This past weekend, my friends and I decided to take advantage of the Labor Day sales and hit the outlet mall. Everything at Kate Spade was 70 percent off, which is basically my idea of heaven. We arrived at the store and had to wait in line in order to be granted permission to enter, as apparently this is many other women’s idea of heaven as well and the place had become a fire hazard. I’d never experienced anything like that before, except for maybe when the first Chipotle opened up in Syracuse, where I’m from, and everyone damn near lost their minds.
When we were finally granted admission into the store, I felt like I had stepped into a leather-y, trendy warzone. If you didn’t act quickly, you would surely be knocked over by some lady who was beelining for a purse she had just spotted from across the room. Everywhere you turned, someone was yelling into her phone, “HEY! Hey! You there? I’m at the Kate Spade outlet.

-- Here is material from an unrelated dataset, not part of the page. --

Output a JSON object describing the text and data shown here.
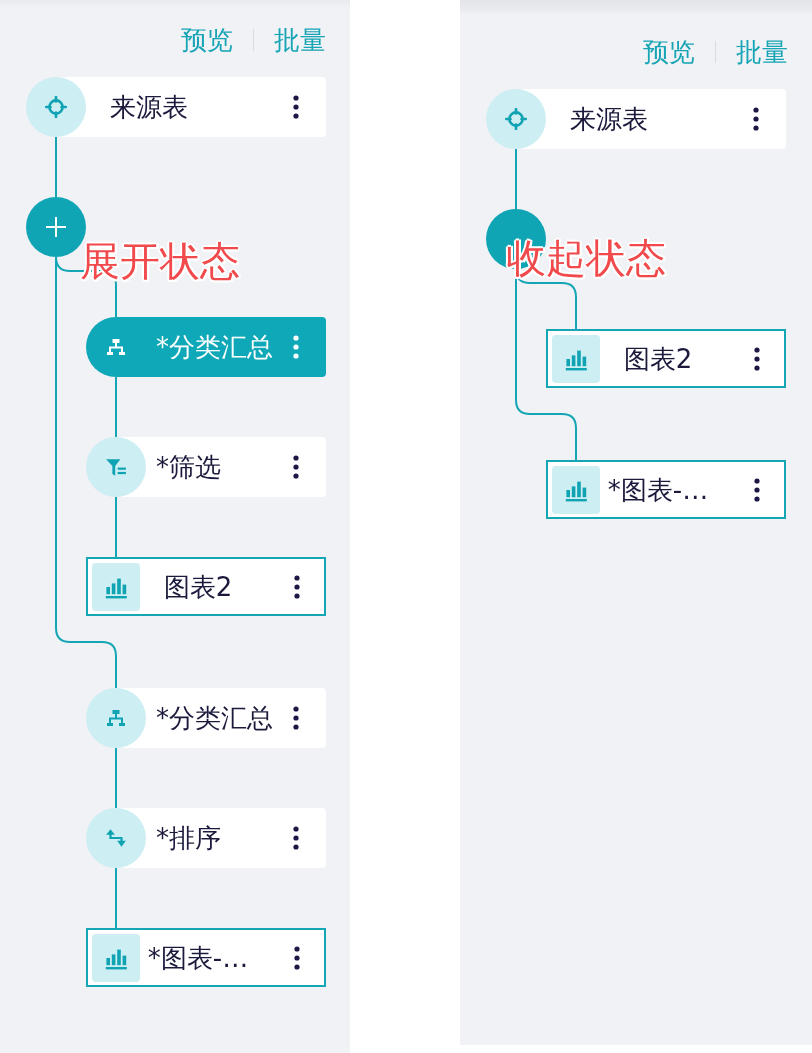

Everything is 70 PERCENT OFF! I know! Do you want anything? Okay, I’m going to put you on FaceTime and you can tell me what color you want.”
I quickly locked eyes with a bag that seemed to be screaming my name.
I liked the structure.
I liked that it zipped, making it convenient for travel.

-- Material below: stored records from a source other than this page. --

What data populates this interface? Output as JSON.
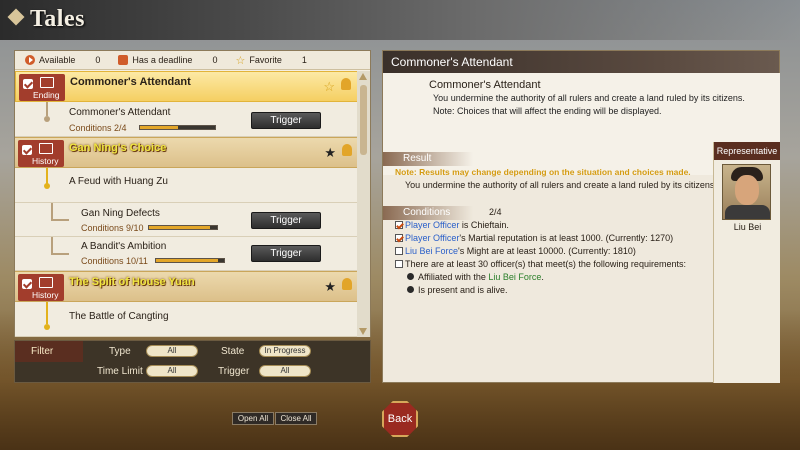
{
  "screen": {
    "title": "Tales"
  },
  "stats": {
    "available_label": "Available",
    "available_count": "0",
    "deadline_label": "Has a deadline",
    "deadline_count": "0",
    "favorite_label": "Favorite",
    "favorite_count": "1"
  },
  "tales": {
    "cat1": {
      "badge": "Ending",
      "name": "Commoner's Attendant"
    },
    "item1": {
      "name": "Commoner's Attendant",
      "cond_label": "Conditions",
      "cond_value": "2/4",
      "progress": 0.5,
      "button": "Trigger"
    },
    "cat2": {
      "badge": "History",
      "name": "Gan Ning's Choice"
    },
    "item2": {
      "name": "A Feud with Huang Zu"
    },
    "item3": {
      "name": "Gan Ning Defects",
      "cond_label": "Conditions",
      "cond_value": "9/10",
      "progress": 0.9,
      "button": "Trigger"
    },
    "item4": {
      "name": "A Bandit's Ambition",
      "cond_label": "Conditions",
      "cond_value": "10/11",
      "progress": 0.91,
      "button": "Trigger"
    },
    "cat3": {
      "badge": "History",
      "name": "The Split of House Yuan"
    },
    "item5": {
      "name": "The Battle of Cangting"
    }
  },
  "filter": {
    "title": "Filter",
    "type_label": "Type",
    "type_value": "All",
    "state_label": "State",
    "state_value": "In Progress",
    "time_label": "Time Limit",
    "time_value": "All",
    "trigger_label": "Trigger",
    "trigger_value": "All"
  },
  "detail": {
    "header": "Commoner's Attendant",
    "subtitle": "Commoner's Attendant",
    "desc1": "You undermine the authority of all rulers and create a land ruled by its citizens.",
    "desc2": "Note: Choices that will affect the ending will be displayed.",
    "result_label": "Result",
    "result_note": "Note: Results may change depending on the situation and choices made.",
    "result_text": "You undermine the authority of all rulers and create a land ruled by its citizens.",
    "conditions_label": "Conditions",
    "conditions_count": "2/4",
    "c1_a": "Player Officer",
    "c1_b": " is Chieftain.",
    "c2_a": "Player Officer",
    "c2_b": "'s Martial reputation is at least 1000. (Currently: 1270)",
    "c3_a": "Liu Bei Force",
    "c3_b": "'s Might are at least 10000. (Currently: 1810)",
    "c4": "There are at least 30 officer(s) that meet(s) the following requirements:",
    "c4_1a": "Affiliated with the ",
    "c4_1b": "Liu Bei Force",
    "c4_1c": ".",
    "c4_2": "Is present and is alive."
  },
  "representative": {
    "label": "Representative",
    "name": "Liu Bei"
  },
  "footer": {
    "open_all": "Open All",
    "close_all": "Close All",
    "back": "Back"
  },
  "colors": {
    "accent_gold": "#f5cf62",
    "badge_red": "#a23d2c",
    "condition_blue": "#2a5fc9",
    "force_green": "#2a7f2a",
    "note_orange": "#d49b12"
  }
}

I also liked (loved) that it was originally $335, but on sale for $150.
Yet somehow I couldn’t bring myself to pull the trigger and get in line to make a purchase.
I mean, what if I hadn’t seen an even better, more beautiful bag that was lurking in some hidden corner of the store? As I debated, I continued to circulate, looking at wallets and cellphone cases and cross-body bags. It was all so much to take in.

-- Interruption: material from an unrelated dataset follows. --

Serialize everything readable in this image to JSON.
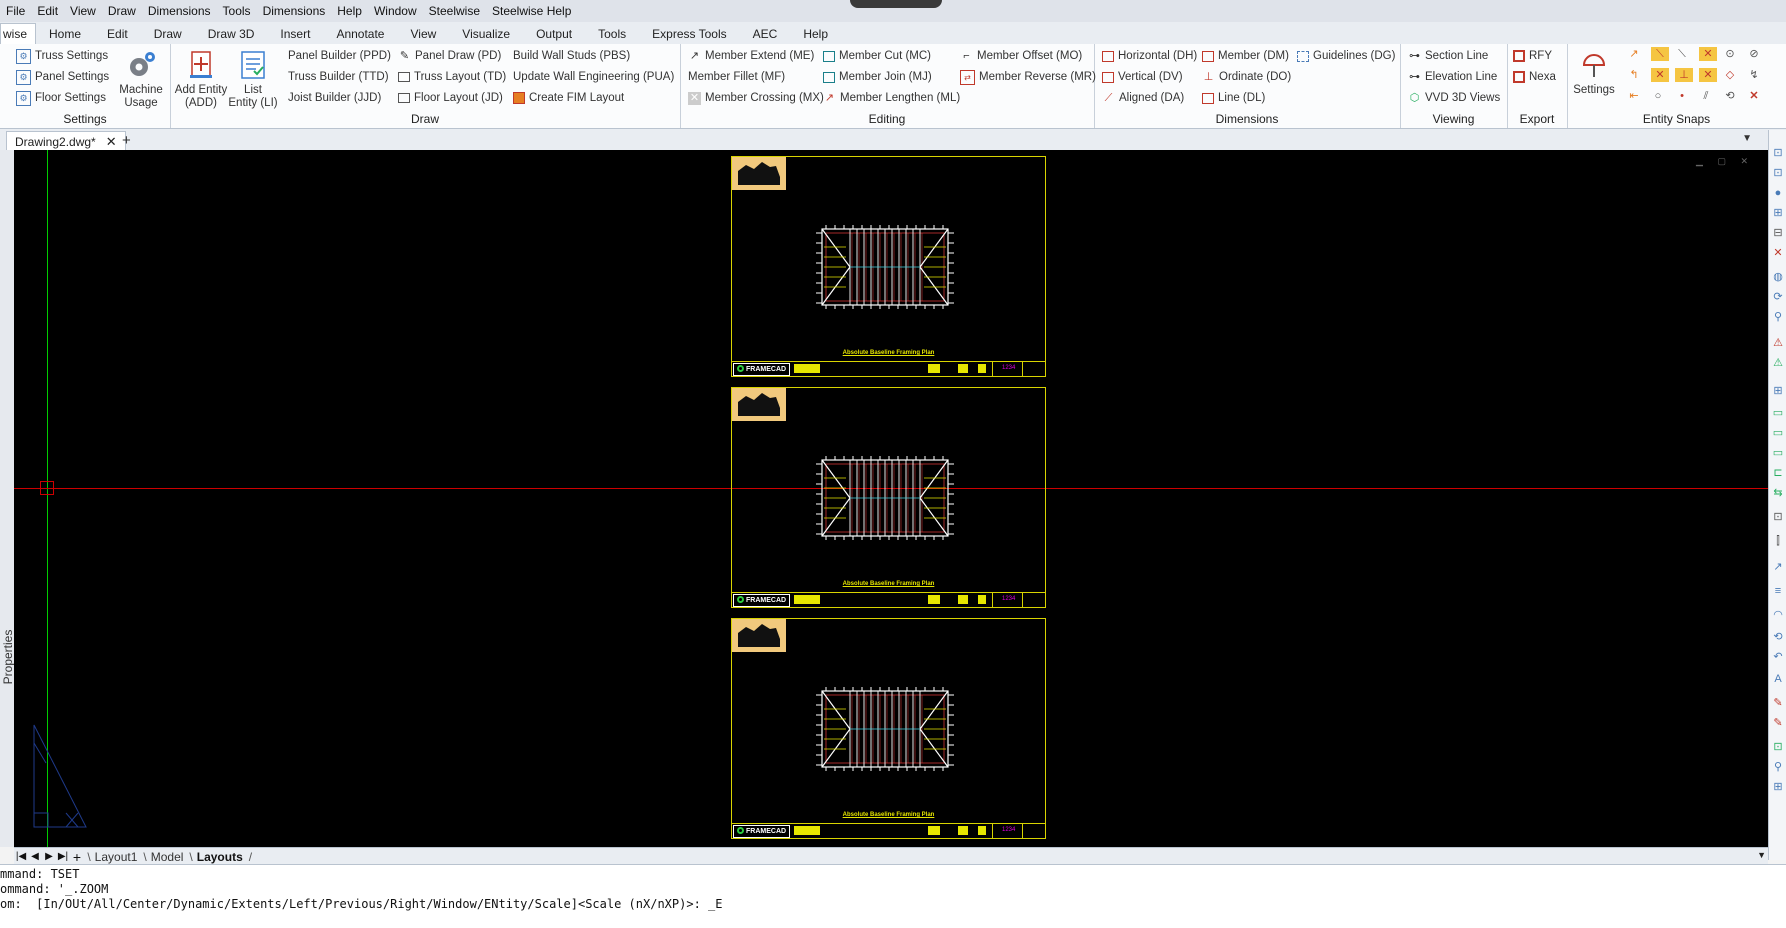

I knew in my heart that the bag was the one for me. But I’m a person who prefers to weigh all of the options endlessly, then bring other choices into the equation, then get 12 opinions, then doubt myself, even though I know what I want deep down.
This shopping experience was the perfect analogy for how I approach a lot of my decision-making. Which is to say that I prefer to hold off on making a decision until the last possible second, for fear of choosing the wrong option and screwing up my entire life. While it feels as if this course of action is the safer one, in reality refusing to make a choice actually is one, and it can often be a crappy one at that.
As I held off on getting in line with the bag I loved that day, I was letting the line grow and grow. My friends had now made their purchases and were waiting on me. A thin layer of sweat was starting to bead on my upper lip because the store was extraordinarily hot. If I had just handed my card over, I could have been out of there and strolling over to buy an overpriced smoothie to celebrate my purchase.
Finally I decided to run the risk of buyer’s remorse and bite the bullet. It was a wonderful, wonderful decision. I love my bag. I am poorer and fancier as a result of my actions.
Is purchasing a handbag the most important decision I’ll ever make in my life? No. But the process is reflective of a bigger theme. It’s easy to doubt yourself. It’s easy to hold off on making a decision because you’re scared you’re going to make the wrong one, leaving you with regrets. But making no decision is often just as bad as making a crappy one. Sometimes you have to just swipe your card and see what happens. If you end up making a not-so-great choice, you’ll find a way to fix it. And risking buyer’s remorse is certainly better than getting trampled by a bunch of overeager Kate Spade shoppers who were able to jump in line, leaving you standing there sweating and browsing.